Take for instance the lead single “Deliverer,” which hearkens back to her hit-making streak on Sparrow Records, beginning with self-restrained beauty that eventually blossoms into a wall of sound as it speaks of Assad’s attempt to look at the term from fresh angles. “All along I had thought Jesus was my deliverer from God—it turns out that, among other things, Jesus actually delivers me from my worst ideas about God.”
Another standout is the sublime gentleness of the piano ballad “Drawn To You,” which includes a chorus co-written with Maher and the completion of the verses after Assad’s first connection with her trauma therapist. “I wanted to compose something that honored my grief, and the pain in every human heart that might find a refuge in the song,” she shares, which are echoed in the lines “My tears an offering of my highest praise—Your eyes say 'welcome' and I receive Your gaze" taken straight out of her lyric book. “It can be so hard for us to let someone really look at us, into us—even God. That gaze is healing, though. I am always seeking to become better at receiving it.”
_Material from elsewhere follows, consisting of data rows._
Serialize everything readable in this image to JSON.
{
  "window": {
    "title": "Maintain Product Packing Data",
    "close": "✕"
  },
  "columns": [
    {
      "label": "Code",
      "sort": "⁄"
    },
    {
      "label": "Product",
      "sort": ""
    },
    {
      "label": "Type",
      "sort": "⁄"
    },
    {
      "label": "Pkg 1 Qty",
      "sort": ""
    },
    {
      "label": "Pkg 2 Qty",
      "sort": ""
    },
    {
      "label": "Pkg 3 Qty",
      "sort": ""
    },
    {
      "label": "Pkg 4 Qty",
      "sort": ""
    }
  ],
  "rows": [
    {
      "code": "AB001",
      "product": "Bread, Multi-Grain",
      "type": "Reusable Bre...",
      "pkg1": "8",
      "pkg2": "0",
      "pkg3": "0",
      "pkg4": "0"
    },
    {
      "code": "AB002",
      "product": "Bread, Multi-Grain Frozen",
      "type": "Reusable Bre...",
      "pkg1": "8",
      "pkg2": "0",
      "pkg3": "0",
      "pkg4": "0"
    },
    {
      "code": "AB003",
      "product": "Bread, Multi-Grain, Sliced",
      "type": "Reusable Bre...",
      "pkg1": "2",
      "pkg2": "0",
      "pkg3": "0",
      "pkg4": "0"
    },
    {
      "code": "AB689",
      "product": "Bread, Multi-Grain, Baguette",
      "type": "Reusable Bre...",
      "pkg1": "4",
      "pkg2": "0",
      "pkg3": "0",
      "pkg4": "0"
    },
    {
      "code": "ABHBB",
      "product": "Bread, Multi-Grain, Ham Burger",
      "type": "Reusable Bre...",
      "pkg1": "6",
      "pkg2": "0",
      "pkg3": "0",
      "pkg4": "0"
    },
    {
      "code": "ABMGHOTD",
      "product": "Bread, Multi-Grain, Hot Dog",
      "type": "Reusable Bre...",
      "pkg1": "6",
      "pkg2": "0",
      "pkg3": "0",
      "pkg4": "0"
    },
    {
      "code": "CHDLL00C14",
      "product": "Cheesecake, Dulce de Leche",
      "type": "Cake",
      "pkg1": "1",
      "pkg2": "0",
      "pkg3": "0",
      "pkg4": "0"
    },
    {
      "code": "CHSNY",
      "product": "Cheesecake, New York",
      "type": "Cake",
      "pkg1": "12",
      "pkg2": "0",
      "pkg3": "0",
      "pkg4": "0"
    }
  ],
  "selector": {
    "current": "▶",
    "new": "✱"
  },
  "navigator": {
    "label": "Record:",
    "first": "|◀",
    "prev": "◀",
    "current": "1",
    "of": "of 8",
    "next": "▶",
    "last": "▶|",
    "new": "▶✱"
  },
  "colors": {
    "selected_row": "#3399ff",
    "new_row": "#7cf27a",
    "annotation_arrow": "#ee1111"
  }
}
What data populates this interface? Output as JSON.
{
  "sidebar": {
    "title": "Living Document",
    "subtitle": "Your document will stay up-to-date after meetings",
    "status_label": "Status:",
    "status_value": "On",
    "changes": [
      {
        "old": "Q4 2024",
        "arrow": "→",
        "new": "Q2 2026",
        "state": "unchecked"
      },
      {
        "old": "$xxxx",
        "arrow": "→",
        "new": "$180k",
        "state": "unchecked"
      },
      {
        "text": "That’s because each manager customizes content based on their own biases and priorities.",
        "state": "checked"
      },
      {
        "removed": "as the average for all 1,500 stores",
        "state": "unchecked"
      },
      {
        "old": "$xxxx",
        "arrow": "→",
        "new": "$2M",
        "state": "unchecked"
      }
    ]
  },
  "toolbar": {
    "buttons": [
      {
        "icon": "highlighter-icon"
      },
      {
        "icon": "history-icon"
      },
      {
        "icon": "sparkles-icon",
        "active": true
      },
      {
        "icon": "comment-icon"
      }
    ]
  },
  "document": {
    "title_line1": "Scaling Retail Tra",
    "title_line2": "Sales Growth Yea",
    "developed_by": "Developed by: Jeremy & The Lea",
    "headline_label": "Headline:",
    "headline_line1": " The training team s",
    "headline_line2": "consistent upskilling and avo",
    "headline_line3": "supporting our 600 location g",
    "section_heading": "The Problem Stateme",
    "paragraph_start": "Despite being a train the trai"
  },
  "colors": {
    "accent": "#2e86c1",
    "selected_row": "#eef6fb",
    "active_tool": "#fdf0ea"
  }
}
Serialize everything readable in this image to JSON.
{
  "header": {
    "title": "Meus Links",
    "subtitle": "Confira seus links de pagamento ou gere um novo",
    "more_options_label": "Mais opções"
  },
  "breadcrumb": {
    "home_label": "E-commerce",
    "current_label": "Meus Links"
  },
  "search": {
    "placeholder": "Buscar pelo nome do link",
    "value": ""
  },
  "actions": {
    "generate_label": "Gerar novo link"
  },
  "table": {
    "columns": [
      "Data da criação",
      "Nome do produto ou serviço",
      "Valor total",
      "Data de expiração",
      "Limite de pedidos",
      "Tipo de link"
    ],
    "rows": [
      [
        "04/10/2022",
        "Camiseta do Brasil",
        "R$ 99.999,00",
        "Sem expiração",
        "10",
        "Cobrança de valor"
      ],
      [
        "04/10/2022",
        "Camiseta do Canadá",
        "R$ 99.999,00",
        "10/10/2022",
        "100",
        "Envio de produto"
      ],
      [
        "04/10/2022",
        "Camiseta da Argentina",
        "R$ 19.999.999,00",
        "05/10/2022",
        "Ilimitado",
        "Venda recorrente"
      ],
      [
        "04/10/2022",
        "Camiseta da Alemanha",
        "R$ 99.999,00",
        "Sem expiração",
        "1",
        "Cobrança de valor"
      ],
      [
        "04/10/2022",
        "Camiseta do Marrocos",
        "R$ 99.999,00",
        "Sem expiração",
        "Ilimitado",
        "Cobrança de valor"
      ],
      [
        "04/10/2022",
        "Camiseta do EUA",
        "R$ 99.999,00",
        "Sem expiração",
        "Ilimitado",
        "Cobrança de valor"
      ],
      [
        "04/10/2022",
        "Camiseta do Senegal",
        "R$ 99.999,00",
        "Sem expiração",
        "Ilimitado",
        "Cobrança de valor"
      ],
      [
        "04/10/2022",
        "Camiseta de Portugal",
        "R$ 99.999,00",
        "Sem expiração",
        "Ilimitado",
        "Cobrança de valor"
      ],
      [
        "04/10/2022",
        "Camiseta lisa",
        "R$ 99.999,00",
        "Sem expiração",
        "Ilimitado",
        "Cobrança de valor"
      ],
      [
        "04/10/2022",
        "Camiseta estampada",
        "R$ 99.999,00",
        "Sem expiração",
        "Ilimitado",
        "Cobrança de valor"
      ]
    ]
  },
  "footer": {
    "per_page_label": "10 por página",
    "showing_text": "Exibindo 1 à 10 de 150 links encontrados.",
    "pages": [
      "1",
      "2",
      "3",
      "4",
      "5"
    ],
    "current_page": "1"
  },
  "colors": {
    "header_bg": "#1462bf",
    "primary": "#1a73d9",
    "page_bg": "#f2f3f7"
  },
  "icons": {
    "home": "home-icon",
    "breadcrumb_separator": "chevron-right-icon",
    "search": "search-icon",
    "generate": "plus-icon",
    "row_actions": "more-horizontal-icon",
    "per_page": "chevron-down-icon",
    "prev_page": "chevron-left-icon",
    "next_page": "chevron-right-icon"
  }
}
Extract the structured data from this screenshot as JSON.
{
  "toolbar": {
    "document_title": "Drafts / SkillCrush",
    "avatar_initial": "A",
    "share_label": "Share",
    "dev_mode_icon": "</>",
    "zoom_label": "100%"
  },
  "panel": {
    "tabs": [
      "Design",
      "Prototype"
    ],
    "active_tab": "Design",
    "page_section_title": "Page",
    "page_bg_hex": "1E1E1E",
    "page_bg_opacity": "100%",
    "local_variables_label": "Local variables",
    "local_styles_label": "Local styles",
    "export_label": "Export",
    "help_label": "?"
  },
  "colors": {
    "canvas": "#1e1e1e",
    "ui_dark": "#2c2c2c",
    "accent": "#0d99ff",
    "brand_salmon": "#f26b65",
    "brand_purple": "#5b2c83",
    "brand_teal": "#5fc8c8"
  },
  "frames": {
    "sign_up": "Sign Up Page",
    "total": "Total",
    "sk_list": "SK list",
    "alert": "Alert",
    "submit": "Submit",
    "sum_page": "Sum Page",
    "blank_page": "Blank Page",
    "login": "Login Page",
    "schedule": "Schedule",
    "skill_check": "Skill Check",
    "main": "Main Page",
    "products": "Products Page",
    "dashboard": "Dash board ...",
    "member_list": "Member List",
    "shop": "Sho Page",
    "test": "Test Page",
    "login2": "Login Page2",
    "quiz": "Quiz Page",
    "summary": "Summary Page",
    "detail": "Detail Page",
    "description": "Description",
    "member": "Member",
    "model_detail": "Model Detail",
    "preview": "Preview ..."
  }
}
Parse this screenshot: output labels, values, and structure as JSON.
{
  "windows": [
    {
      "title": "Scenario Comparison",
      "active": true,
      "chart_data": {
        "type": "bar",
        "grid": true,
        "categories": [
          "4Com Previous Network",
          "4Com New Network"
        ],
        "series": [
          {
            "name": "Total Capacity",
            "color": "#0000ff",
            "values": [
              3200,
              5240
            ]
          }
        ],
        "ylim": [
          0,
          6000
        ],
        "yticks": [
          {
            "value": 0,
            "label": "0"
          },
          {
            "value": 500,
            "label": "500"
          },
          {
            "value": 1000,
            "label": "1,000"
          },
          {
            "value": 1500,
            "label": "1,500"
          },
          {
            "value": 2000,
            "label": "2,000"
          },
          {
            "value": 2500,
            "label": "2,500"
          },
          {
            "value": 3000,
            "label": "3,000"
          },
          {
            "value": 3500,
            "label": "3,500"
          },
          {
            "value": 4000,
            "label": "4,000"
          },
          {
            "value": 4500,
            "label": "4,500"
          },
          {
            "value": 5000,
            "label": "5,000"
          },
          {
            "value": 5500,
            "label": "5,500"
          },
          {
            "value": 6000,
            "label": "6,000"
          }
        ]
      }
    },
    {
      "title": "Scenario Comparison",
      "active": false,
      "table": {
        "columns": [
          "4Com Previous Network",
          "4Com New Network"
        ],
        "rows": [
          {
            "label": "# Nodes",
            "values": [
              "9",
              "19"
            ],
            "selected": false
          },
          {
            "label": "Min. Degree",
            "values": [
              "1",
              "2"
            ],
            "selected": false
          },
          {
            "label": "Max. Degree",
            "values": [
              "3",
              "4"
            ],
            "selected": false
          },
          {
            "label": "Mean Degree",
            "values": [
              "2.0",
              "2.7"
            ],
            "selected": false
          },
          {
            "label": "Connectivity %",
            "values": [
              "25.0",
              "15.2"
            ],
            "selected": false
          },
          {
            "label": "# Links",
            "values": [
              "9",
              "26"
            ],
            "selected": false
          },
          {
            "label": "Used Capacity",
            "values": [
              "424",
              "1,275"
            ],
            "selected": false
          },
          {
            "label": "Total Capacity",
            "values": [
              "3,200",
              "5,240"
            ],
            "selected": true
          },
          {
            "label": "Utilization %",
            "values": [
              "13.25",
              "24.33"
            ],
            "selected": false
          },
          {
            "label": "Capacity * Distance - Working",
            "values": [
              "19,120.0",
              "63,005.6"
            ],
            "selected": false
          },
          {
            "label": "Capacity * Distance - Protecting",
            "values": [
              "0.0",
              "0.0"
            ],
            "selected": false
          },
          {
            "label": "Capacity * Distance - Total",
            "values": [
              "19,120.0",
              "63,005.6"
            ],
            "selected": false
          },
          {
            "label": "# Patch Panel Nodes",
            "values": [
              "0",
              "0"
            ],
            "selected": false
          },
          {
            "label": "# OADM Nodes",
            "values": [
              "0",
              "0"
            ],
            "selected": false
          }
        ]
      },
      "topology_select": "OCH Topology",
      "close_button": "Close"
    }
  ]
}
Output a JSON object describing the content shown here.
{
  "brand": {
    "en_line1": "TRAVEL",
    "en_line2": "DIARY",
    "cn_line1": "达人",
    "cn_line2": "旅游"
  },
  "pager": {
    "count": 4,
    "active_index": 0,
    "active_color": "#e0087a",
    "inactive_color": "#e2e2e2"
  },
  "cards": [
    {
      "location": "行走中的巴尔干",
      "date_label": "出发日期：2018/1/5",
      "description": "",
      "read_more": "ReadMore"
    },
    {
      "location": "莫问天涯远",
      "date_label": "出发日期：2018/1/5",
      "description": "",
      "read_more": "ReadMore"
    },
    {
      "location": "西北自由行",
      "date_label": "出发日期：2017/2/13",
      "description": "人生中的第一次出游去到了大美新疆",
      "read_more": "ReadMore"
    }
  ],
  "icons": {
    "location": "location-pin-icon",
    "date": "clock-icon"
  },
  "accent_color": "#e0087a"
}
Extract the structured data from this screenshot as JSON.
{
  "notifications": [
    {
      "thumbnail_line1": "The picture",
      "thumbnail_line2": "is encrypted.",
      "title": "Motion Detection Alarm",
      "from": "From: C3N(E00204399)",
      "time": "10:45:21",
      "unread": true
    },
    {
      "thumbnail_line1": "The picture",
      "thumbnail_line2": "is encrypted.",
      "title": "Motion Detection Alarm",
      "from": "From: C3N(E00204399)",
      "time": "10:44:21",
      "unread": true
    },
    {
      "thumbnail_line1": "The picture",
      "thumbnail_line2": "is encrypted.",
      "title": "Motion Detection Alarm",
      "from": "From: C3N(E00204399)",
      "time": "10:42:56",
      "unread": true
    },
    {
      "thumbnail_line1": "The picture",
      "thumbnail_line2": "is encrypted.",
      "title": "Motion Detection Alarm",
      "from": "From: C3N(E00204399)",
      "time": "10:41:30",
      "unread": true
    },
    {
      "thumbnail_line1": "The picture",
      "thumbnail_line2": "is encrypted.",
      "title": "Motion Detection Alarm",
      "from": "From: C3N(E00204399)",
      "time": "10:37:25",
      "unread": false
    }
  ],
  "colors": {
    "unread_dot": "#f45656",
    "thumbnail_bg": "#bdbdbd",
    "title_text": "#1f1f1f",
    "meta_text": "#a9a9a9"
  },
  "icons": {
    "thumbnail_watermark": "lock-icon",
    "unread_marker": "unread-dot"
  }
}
There’s also Celtic-flavored stomp of “Wounded Healer,” which was written and co-produced with Ben Shive (Andrew Peterson, Brandon Heath, Colony House) and inspired in part by a book by Henri Nouwen of the same name. “I heard the term first from him, and fell in love with the idea that Jesus rose from the dead still bearing his wounds, and went to heaven with a wounded body. It's something I try to meditate on frequently, to seek out what mysteries God might be revealing about himself in it. I hoped to achieve an Irish sense of melody without a lot of traditional Irish sounds—layering and editing synth samples and pianos to create the sound for the opening line was one of my favorite things I did on the whole project.”
Regardless of a specific song or musical style, Assad is striving for her soul-baring journey to challenge and inspire listeners, while simultaneously speaking into her own recovery process. “I hope that Evergreen is a healing oil in the wounds of whoever comes across it. I am stumbling towards health and wholeness and I desire that for anyone who hears this music. I recognize that some of the themes and stylistic choices are perhaps slightly different than where I have been camping as an artist for the past few years—but I am hopeful that it will be a solace and sanctuary for anyone who needs peace and joy in their lives. It has been a labor of hard-won love, and emerged from the deepest parts of my spirit.”